Source:
https://scmp.com/news/hong-kong/article/1680279/pragmatism-and-wisdom-can-help-us-shape-better-future-together
Hong Kong

Pragmatism and wisdom can help us shape a better future together

Chief executive's mid-term policy address presents opportunities for a shared better future

Chief speaks.Photo: Sam Tsang

The chief executive's latest policy address can hardly be called exciting. Other than a pilot scheme to help public housing tenants own homes at more affordable prices, few other items can be said to have attracted the public's imagination.

But this is the chief executive's mid-term policy address. With fewer than three years to go, it would be futile and even irresponsible to venture into new initiatives. He has done exactly what he should be doing: account for the fruits of what he has grown; attend to seedlings that are still growing; and plough on to plant the remaining seeds that are ready to be sown.

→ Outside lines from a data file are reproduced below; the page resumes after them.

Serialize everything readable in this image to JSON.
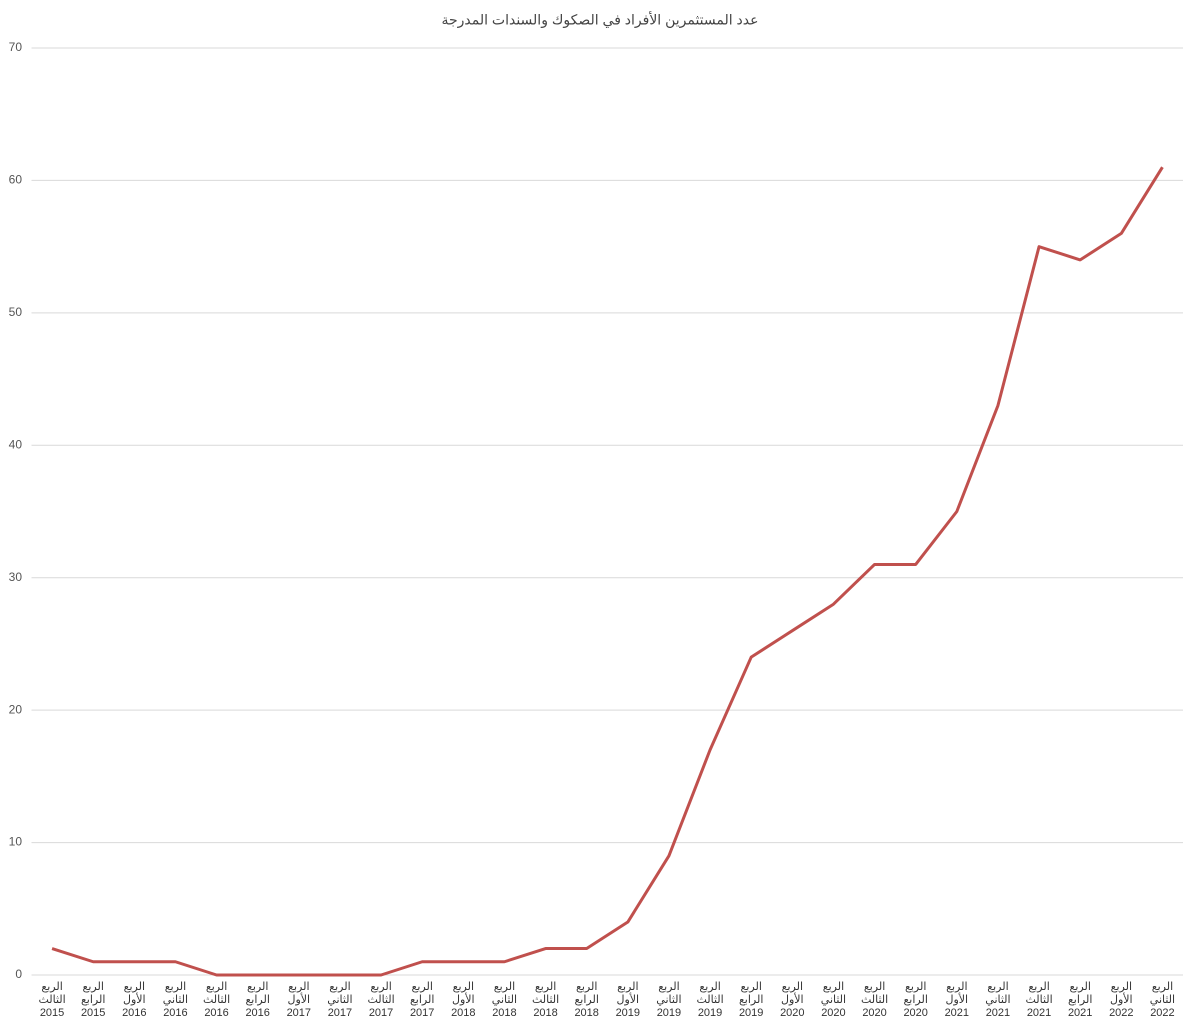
{
  "chart_data": {
    "type": "line",
    "title": "عدد المستثمرين الأفراد في الصكوك والسندات المدرجة",
    "categories": [
      "الربع الثالث 2015",
      "الربع الرابع 2015",
      "الربع الأول 2016",
      "الربع الثاني 2016",
      "الربع الثالث 2016",
      "الربع الرابع 2016",
      "الربع الأول 2017",
      "الربع الثاني 2017",
      "الربع الثالث 2017",
      "الربع الرابع 2017",
      "الربع الأول 2018",
      "الربع الثاني 2018",
      "الربع الثالث 2018",
      "الربع الرابع 2018",
      "الربع الأول 2019",
      "الربع الثاني 2019",
      "الربع الثالث 2019",
      "الربع الرابع 2019",
      "الربع الأول 2020",
      "الربع الثاني 2020",
      "الربع الثالث 2020",
      "الربع الرابع 2020",
      "الربع الأول 2021",
      "الربع الثاني 2021",
      "الربع الثالث 2021",
      "الربع الرابع 2021",
      "الربع الأول 2022",
      "الربع الثاني 2022"
    ],
    "values": [
      2,
      1,
      1,
      1,
      0,
      0,
      0,
      0,
      0,
      1,
      1,
      1,
      2,
      2,
      4,
      9,
      17,
      24,
      26,
      28,
      31,
      31,
      35,
      43,
      55,
      54,
      56,
      61
    ],
    "color": "#c0504d",
    "ylim": [
      0,
      70
    ],
    "yticks": [
      0,
      10,
      20,
      30,
      40,
      50,
      60,
      70
    ],
    "grid": true
  }
}
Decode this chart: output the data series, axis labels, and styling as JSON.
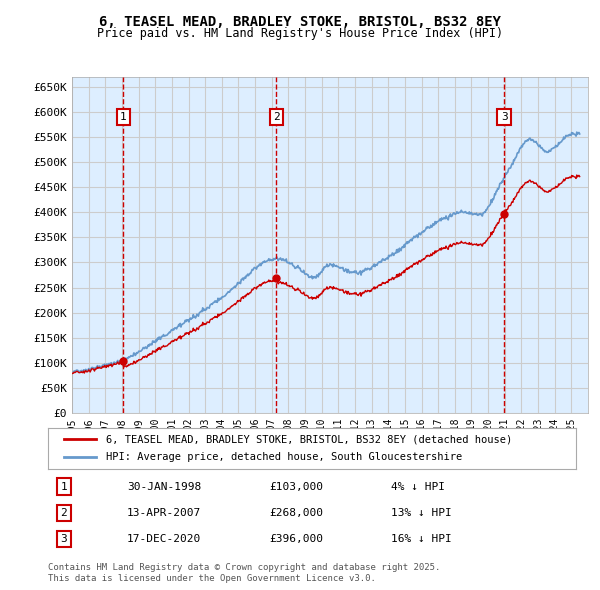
{
  "title": "6, TEASEL MEAD, BRADLEY STOKE, BRISTOL, BS32 8EY",
  "subtitle": "Price paid vs. HM Land Registry's House Price Index (HPI)",
  "ylabel_ticks": [
    "£0",
    "£50K",
    "£100K",
    "£150K",
    "£200K",
    "£250K",
    "£300K",
    "£350K",
    "£400K",
    "£450K",
    "£500K",
    "£550K",
    "£600K",
    "£650K"
  ],
  "ytick_values": [
    0,
    50000,
    100000,
    150000,
    200000,
    250000,
    300000,
    350000,
    400000,
    450000,
    500000,
    550000,
    600000,
    650000
  ],
  "ylim": [
    0,
    670000
  ],
  "xlim_start": 1995.0,
  "xlim_end": 2026.0,
  "grid_color": "#cccccc",
  "background_color": "#ddeeff",
  "plot_bg_color": "#ddeeff",
  "hpi_line_color": "#6699cc",
  "price_line_color": "#cc0000",
  "sale_marker_color": "#cc0000",
  "vline_color": "#cc0000",
  "sale_vline_style": "--",
  "legend_label_price": "6, TEASEL MEAD, BRADLEY STOKE, BRISTOL, BS32 8EY (detached house)",
  "legend_label_hpi": "HPI: Average price, detached house, South Gloucestershire",
  "transactions": [
    {
      "num": 1,
      "date_str": "30-JAN-1998",
      "date_x": 1998.08,
      "price": 103000,
      "pct": "4%",
      "dir": "↓"
    },
    {
      "num": 2,
      "date_str": "13-APR-2007",
      "date_x": 2007.28,
      "price": 268000,
      "pct": "13%",
      "dir": "↓"
    },
    {
      "num": 3,
      "date_str": "17-DEC-2020",
      "date_x": 2020.96,
      "price": 396000,
      "pct": "16%",
      "dir": "↓"
    }
  ],
  "footer": "Contains HM Land Registry data © Crown copyright and database right 2025.\nThis data is licensed under the Open Government Licence v3.0.",
  "xtick_years": [
    1995,
    1996,
    1997,
    1998,
    1999,
    2000,
    2001,
    2002,
    2003,
    2004,
    2005,
    2006,
    2007,
    2008,
    2009,
    2010,
    2011,
    2012,
    2013,
    2014,
    2015,
    2016,
    2017,
    2018,
    2019,
    2020,
    2021,
    2022,
    2023,
    2024,
    2025
  ]
}
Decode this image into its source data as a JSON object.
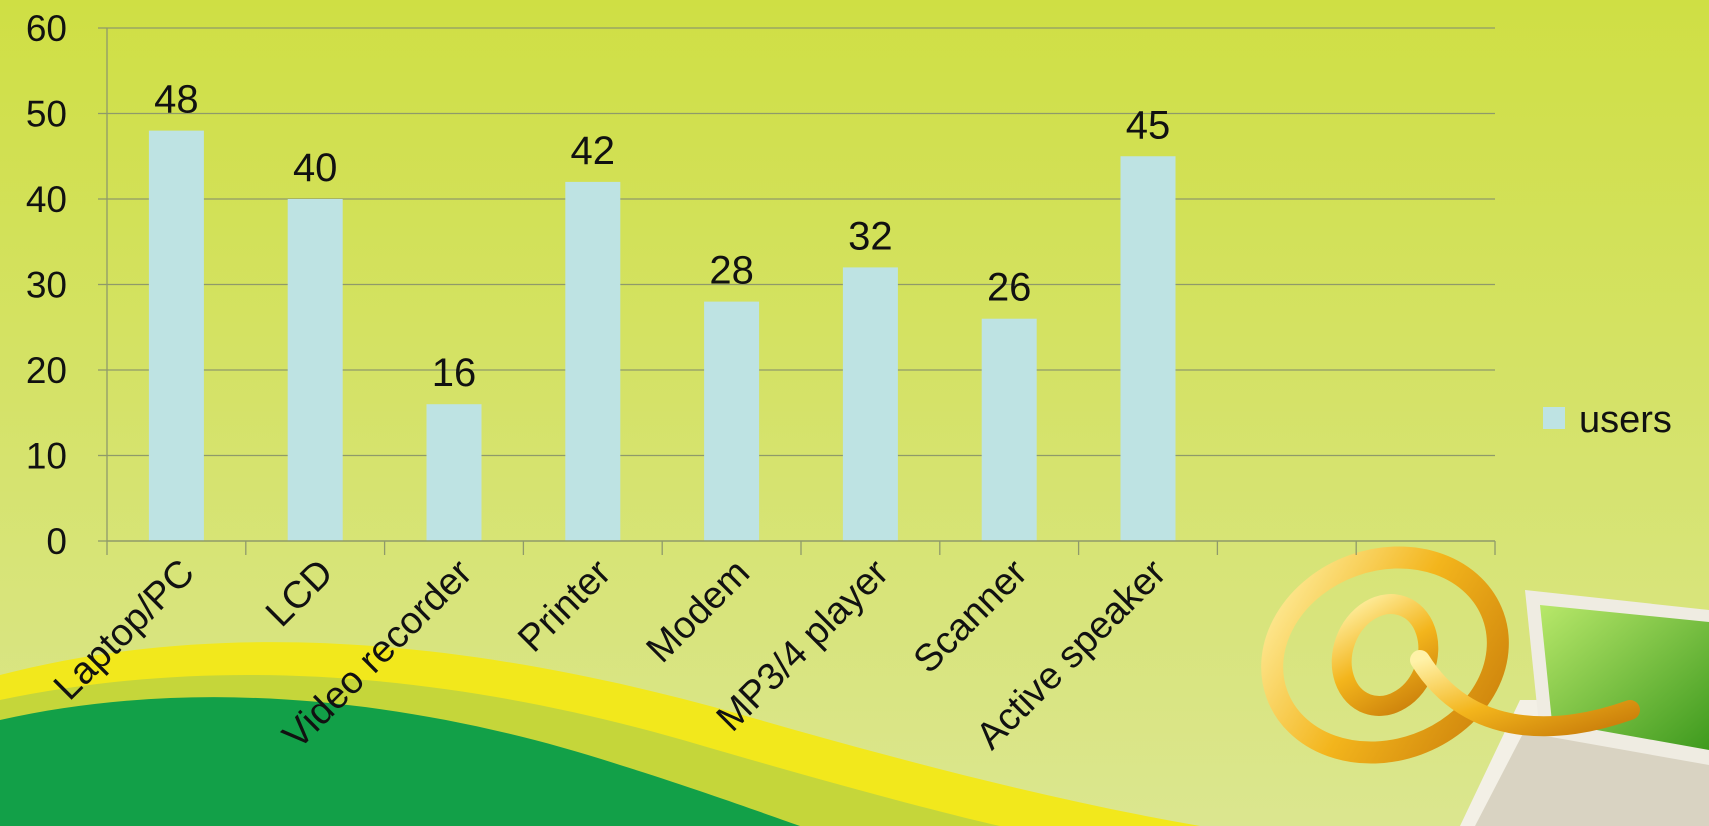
{
  "chart_data": {
    "type": "bar",
    "categories": [
      "Laptop/PC",
      "LCD",
      "Video recorder",
      "Printer",
      "Modem",
      "MP3/4 player",
      "Scanner",
      "Active speaker",
      "",
      ""
    ],
    "series": [
      {
        "name": "users",
        "values": [
          48,
          40,
          16,
          42,
          28,
          32,
          26,
          45,
          null,
          null
        ]
      }
    ],
    "ylim": [
      0,
      60
    ],
    "yticks": [
      0,
      10,
      20,
      30,
      40,
      50,
      60
    ],
    "grid": true,
    "data_labels": true,
    "legend_position": "right",
    "colors": {
      "bar": "#bee3e3",
      "background": "#d2e04c",
      "grid": "#8f9a6a",
      "text": "#111111"
    }
  },
  "decorations": {
    "wave_colors": [
      "#f2e81c",
      "#c5d63a",
      "#12a048"
    ],
    "at_sign_icon": "at-sign-icon",
    "laptop_icon": "laptop-icon"
  }
}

Take land and housing supply, for example. It is "the priority of the priorities", as the chief executive himself has declared time and again. The wish list in his previous policy addresses has now been turned into firm production figures.

The quest for more land remains an uphill battle, but the road maps have become much clearer. What we need now is to whip up broad community support so we may speed up production. We have delivered miracles on this front before, and can surely do it again.

Retirement protection, a controversial yet increasingly pressing subject that we had tried in vain to get going for the past two decades, is another example. The chief executive has signalled his determination to move forward by earmarking HK$50 billion for future needs.

The remaining challenge is for all stakeholders to deliberate constructively on the complexities already highlighted in social welfare specialist Professor Nelson Chow Wing-sun's study report. The aim should be to agree on a practicable and sustainable scheme so we can start working on it before the current government steps down.

Amid these grand schemes, the chief executive has not forgotten the underprivileged. I am particularly heartened by the support he expressed for mental health patients and former patients; pupils with special educational needs; ethnic minorities and new immigrants.

These unfortunate residents are often neglected by the populace. Now that they are at last getting attention from the very top, I ask that the bureau secretaries concerned pay personal attention to how these programmes are to be funded and implemented, and ensure that they will be effective.

We are a people blessed by our pragmatism and wisdom to overcome and to achieve. The clash over constitutional reform might have left considerable bitterness, but we continue to share our fate together in this unique community. We must seize the opportunities offered in this policy address and move forward together.